How to Avoid Scams in Home-Based Jobs
You've probably all seen ads for making a ton of money right from your own home. And all you need to do is to send some money to learn how. Right?
WRONG! These are scams, and they're designed to get your money, not give you an income. Unless you are paying money for a specific course of study that will lead to a specific type of job (such as medical coding or web design), you should not have to invest money in a work-from-home venture.
If you see ads for 'proven ways to earn money' that require a 'small fee for processing and handling,' run the other way.

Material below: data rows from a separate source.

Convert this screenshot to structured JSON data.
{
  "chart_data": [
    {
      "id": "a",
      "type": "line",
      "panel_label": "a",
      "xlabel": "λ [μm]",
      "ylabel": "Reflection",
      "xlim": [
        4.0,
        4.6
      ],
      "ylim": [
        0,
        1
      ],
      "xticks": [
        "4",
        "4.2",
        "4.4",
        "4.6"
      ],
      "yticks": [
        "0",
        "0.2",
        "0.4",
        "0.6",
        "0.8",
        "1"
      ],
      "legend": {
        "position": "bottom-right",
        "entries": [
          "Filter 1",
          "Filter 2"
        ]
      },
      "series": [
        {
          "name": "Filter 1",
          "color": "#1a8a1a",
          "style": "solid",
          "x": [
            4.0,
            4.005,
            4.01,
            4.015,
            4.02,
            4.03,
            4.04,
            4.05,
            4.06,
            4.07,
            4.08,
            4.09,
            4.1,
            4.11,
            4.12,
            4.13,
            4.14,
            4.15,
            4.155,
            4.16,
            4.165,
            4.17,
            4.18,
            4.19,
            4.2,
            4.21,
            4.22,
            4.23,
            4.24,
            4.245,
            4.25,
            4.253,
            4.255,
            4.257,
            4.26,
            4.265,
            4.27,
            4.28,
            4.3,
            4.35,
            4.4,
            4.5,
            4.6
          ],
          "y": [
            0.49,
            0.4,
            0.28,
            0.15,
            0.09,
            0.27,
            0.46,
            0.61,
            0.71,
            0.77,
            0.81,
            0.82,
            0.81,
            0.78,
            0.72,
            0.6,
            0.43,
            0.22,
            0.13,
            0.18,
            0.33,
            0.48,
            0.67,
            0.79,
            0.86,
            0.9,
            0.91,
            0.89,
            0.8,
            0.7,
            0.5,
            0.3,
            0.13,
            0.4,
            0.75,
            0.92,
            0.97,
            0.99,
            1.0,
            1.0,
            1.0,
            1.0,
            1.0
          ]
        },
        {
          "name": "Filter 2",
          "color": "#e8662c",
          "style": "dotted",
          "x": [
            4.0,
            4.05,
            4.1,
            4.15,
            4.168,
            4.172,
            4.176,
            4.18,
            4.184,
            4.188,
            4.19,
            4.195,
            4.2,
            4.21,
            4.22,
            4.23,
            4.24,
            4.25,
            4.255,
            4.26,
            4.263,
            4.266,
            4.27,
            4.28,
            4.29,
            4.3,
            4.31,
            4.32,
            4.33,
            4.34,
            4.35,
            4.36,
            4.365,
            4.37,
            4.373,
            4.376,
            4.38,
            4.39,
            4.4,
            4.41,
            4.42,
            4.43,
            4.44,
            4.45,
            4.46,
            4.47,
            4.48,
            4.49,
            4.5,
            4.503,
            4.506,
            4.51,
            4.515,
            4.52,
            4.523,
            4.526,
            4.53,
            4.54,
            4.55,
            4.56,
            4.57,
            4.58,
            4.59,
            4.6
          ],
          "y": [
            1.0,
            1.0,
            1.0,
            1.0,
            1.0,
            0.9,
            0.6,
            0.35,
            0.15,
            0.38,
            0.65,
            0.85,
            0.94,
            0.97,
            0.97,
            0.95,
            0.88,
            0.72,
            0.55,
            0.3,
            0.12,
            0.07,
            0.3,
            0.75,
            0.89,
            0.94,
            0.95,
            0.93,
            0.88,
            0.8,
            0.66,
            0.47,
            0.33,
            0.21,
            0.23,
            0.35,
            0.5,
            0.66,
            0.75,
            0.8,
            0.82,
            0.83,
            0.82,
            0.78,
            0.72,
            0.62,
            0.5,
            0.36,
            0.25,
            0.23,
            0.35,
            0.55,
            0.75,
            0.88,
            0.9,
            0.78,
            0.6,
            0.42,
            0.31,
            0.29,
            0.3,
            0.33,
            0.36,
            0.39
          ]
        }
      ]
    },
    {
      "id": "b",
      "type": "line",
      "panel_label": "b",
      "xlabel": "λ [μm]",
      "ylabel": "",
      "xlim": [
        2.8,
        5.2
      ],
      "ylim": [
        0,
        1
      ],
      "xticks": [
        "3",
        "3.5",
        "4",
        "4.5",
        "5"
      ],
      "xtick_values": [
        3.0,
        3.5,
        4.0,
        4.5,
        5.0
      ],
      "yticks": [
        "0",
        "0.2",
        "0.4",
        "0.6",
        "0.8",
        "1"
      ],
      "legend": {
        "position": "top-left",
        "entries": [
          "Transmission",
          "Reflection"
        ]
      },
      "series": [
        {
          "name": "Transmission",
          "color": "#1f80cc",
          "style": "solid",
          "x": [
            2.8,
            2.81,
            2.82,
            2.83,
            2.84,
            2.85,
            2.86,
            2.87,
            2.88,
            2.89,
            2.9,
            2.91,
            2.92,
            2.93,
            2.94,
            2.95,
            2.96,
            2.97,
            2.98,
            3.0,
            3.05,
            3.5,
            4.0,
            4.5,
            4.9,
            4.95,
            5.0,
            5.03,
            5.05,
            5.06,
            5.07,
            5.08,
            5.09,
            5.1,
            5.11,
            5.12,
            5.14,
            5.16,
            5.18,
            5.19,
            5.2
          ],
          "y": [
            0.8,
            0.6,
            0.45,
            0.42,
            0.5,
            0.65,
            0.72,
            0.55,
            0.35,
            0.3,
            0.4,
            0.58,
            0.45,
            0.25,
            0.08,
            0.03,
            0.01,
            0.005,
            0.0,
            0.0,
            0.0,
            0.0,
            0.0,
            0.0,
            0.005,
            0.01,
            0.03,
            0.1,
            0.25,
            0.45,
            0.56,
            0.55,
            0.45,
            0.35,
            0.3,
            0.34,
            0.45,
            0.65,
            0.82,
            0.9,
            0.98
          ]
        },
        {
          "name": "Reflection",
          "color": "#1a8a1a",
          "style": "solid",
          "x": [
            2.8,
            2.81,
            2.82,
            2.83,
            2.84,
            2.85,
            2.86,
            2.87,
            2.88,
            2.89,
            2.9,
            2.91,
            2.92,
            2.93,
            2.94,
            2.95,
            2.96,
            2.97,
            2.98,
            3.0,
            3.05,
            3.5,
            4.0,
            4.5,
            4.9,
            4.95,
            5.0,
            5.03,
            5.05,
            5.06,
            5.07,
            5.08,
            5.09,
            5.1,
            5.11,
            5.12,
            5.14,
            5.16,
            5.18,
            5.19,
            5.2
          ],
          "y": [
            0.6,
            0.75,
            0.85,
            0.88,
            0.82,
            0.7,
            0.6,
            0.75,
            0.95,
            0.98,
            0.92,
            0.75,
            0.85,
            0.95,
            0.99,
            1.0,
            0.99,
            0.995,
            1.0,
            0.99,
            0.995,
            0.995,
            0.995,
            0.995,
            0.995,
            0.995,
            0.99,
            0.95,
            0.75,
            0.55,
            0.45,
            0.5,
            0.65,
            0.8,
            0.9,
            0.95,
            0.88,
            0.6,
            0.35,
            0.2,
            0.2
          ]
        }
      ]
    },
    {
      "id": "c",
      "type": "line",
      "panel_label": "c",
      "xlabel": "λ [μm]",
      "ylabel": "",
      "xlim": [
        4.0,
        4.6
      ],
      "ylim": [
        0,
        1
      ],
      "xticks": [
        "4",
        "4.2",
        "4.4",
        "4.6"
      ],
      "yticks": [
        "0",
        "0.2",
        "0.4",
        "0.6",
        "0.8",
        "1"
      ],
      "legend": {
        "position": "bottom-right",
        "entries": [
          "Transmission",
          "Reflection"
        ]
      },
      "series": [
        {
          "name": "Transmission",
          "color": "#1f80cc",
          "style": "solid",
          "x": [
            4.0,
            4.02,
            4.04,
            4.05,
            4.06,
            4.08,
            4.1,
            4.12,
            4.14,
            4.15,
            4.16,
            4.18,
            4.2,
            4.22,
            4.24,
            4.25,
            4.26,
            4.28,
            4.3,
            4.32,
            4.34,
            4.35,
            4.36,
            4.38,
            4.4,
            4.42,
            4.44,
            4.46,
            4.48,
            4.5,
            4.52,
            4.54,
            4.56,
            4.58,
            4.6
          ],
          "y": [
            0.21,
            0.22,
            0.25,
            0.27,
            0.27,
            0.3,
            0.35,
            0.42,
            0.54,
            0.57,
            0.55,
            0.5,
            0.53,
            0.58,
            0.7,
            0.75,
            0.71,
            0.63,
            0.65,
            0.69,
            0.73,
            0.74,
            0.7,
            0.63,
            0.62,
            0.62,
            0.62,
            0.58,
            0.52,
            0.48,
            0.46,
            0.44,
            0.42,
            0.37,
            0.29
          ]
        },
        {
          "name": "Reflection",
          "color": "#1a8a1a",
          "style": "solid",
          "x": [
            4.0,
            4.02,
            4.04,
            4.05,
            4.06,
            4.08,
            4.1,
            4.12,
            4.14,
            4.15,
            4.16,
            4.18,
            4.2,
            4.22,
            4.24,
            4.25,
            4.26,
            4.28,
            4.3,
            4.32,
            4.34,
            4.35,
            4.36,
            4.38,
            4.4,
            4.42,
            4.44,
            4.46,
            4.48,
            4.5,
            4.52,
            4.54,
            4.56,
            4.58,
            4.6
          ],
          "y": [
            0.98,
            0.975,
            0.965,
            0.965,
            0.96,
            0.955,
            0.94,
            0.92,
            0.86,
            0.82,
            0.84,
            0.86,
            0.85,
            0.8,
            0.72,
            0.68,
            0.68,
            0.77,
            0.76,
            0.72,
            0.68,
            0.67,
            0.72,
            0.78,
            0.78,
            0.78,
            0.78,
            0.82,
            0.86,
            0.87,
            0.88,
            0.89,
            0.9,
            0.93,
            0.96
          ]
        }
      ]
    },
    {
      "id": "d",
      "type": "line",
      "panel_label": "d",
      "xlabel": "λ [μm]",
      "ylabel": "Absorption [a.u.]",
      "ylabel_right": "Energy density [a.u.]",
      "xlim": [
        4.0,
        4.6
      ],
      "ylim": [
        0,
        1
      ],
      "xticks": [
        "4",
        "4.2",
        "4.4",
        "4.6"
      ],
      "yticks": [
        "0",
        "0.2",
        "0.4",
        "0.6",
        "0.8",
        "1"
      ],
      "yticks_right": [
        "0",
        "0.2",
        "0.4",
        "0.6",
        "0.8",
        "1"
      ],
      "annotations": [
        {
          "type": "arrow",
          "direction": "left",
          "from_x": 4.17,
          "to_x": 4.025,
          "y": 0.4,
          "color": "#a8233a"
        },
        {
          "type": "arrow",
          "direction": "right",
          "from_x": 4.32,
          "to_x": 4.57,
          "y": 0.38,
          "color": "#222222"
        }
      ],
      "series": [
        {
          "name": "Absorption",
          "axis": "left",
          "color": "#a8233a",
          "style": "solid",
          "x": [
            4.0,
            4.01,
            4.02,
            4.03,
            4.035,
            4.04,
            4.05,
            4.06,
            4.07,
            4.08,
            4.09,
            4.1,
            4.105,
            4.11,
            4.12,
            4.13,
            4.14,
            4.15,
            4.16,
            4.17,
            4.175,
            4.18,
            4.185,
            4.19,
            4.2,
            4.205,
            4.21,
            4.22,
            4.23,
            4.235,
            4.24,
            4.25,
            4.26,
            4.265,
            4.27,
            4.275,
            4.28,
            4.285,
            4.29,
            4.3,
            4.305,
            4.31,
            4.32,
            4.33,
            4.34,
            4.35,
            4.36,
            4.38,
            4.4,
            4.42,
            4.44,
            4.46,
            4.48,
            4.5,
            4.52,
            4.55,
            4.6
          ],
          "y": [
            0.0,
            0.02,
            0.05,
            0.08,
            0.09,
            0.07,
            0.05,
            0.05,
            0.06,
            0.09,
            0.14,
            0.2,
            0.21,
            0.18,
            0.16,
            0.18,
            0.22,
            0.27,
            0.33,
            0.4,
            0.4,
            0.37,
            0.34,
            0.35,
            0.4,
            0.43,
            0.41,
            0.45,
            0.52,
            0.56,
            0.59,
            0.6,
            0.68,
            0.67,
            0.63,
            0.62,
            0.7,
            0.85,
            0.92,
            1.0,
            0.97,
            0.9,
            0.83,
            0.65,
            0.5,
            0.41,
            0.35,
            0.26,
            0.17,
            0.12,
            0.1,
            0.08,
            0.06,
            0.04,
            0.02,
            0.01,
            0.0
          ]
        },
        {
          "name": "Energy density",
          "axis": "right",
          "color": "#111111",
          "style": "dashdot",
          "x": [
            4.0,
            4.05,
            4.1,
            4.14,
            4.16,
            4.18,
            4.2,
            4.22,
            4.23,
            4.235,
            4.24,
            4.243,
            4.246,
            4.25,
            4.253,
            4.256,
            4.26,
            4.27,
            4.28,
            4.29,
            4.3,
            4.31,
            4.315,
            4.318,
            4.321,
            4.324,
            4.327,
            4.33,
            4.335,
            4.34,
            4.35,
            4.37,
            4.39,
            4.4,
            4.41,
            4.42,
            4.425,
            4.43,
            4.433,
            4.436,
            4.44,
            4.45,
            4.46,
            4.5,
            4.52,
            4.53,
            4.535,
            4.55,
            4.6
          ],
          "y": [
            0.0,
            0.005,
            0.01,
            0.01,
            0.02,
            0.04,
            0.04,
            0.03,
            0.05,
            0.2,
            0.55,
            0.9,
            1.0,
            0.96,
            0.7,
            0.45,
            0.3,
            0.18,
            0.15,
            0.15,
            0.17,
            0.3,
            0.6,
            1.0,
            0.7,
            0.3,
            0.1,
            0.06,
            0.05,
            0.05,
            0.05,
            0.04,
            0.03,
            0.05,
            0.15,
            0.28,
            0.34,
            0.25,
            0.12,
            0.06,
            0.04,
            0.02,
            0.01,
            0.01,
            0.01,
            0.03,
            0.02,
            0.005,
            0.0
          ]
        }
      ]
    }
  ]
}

A request to send money to make money is the biggest tip-off that a home-based 'business' is a scam.
What Do You Think?
Why would you like to work from home?
Why Companies Hire Stay-at-Home Moms and Telecommuting Workers
Because it costs money to run an office building (rent, utilities, garage fees, insurance, etc.), more and more businesses are adapting their operations to allow employees to telecommute. Obviously, one change that has made this possible is the widespread use of the Internet for commerce as well as office functions.
Offices now allow employees to access corporate websites and servers remotely, over secure lines. This means they can also track online activity, including the time an employee logs on, the hours spent on the site (and whether actual work is being done) and the hours or minutes of inactivity.

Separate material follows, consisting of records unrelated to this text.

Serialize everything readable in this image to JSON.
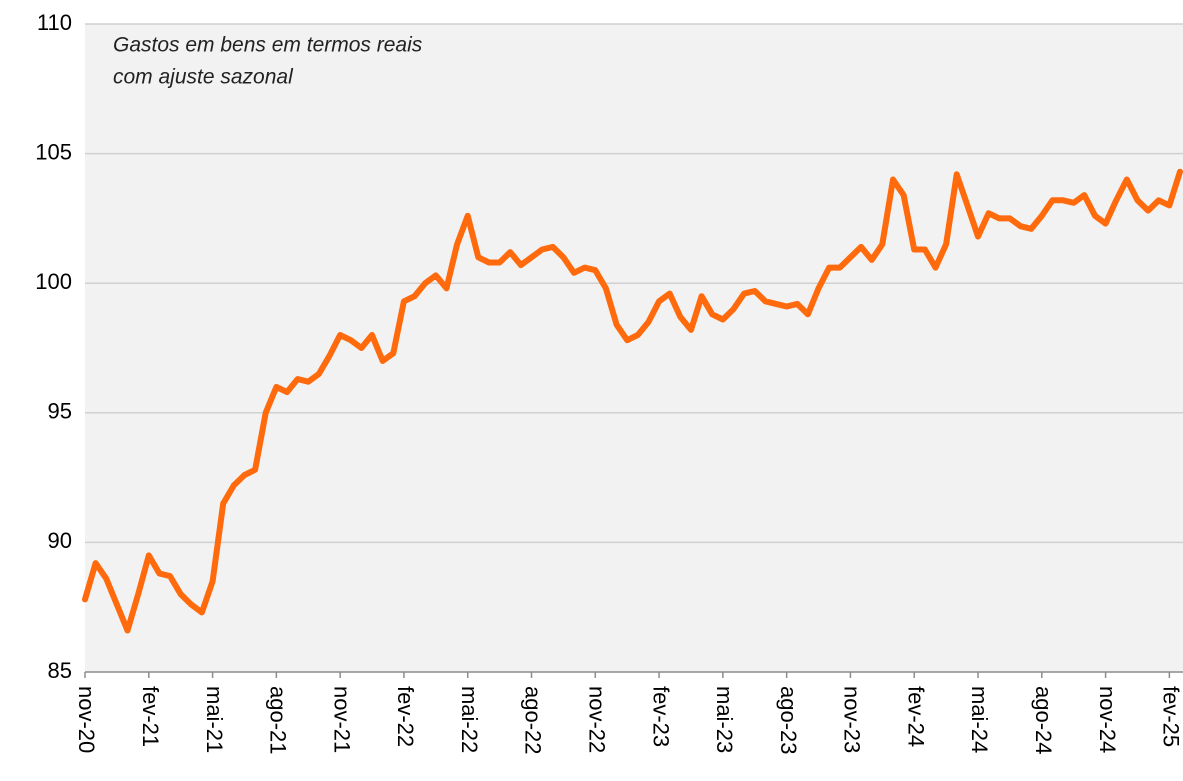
{
  "chart_data": {
    "type": "line",
    "annotation": [
      "Gastos em bens em termos reais",
      "com ajuste sazonal"
    ],
    "categories": [
      "nov-20",
      null,
      null,
      null,
      null,
      null,
      "fev-21",
      null,
      null,
      null,
      null,
      null,
      "mai-21",
      null,
      null,
      null,
      null,
      null,
      "ago-21",
      null,
      null,
      null,
      null,
      null,
      "nov-21",
      null,
      null,
      null,
      null,
      null,
      "fev-22",
      null,
      null,
      null,
      null,
      null,
      "mai-22",
      null,
      null,
      null,
      null,
      null,
      "ago-22",
      null,
      null,
      null,
      null,
      null,
      "nov-22",
      null,
      null,
      null,
      null,
      null,
      "fev-23",
      null,
      null,
      null,
      null,
      null,
      "mai-23",
      null,
      null,
      null,
      null,
      null,
      "ago-23",
      null,
      null,
      null,
      null,
      null,
      "nov-23",
      null,
      null,
      null,
      null,
      null,
      "fev-24",
      null,
      null,
      null,
      null,
      null,
      "mai-24",
      null,
      null,
      null,
      null,
      null,
      "ago-24",
      null,
      null,
      null,
      null,
      null,
      "nov-24",
      null,
      null,
      null,
      null,
      null,
      "fev-25",
      null
    ],
    "series": [
      {
        "color": "#ff6a0d",
        "values": [
          87.8,
          89.2,
          88.6,
          87.6,
          86.6,
          88,
          89.5,
          88.8,
          88.7,
          88,
          87.6,
          87.3,
          88.5,
          91.5,
          92.2,
          92.6,
          92.8,
          95,
          96,
          95.8,
          96.3,
          96.2,
          96.5,
          97.2,
          98,
          97.8,
          97.5,
          98,
          97,
          97.3,
          99.3,
          99.5,
          100,
          100.3,
          99.8,
          101.5,
          102.6,
          101,
          100.8,
          100.8,
          101.2,
          100.7,
          101,
          101.3,
          101.4,
          101,
          100.4,
          100.6,
          100.5,
          99.8,
          98.4,
          97.8,
          98,
          98.5,
          99.3,
          99.6,
          98.7,
          98.2,
          99.5,
          98.8,
          98.6,
          99,
          99.6,
          99.7,
          99.3,
          99.2,
          99.1,
          99.2,
          98.8,
          99.8,
          100.6,
          100.6,
          101,
          101.4,
          100.9,
          101.5,
          104,
          103.4,
          101.3,
          101.3,
          100.6,
          101.5,
          104.2,
          103,
          101.8,
          102.7,
          102.5,
          102.5,
          102.2,
          102.1,
          102.6,
          103.2,
          103.2,
          103.1,
          103.4,
          102.6,
          102.3,
          103.2,
          104,
          103.2,
          102.8,
          103.2,
          103,
          104.3
        ]
      }
    ],
    "ylim": [
      85,
      110
    ],
    "yticks": [
      85,
      90,
      95,
      100,
      105,
      110
    ],
    "grid": true
  }
}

When telecommuting works well, it is a win-win situation for employees as well as managers. If a company has 50 people handling call-center traffic from their home offices, they have just saved many thousands of dollars in the overhead cost of rent, furnishings and utilities for several thousand square feet of office space, not to mention the additional parking spaces that might be required for on-site staff members.
If the expectations are fair and balanced for the employee as well as the employer, there can be higher satisfaction on both sides. Bottom-line profits are better, and employees do not face the stress (as well as the expenses and hours) of commuting each day. There may be periodic on-site meetings or training sessions, but most days, the commute is an easy walk from the kitchen to the cubby area where the home office is set up.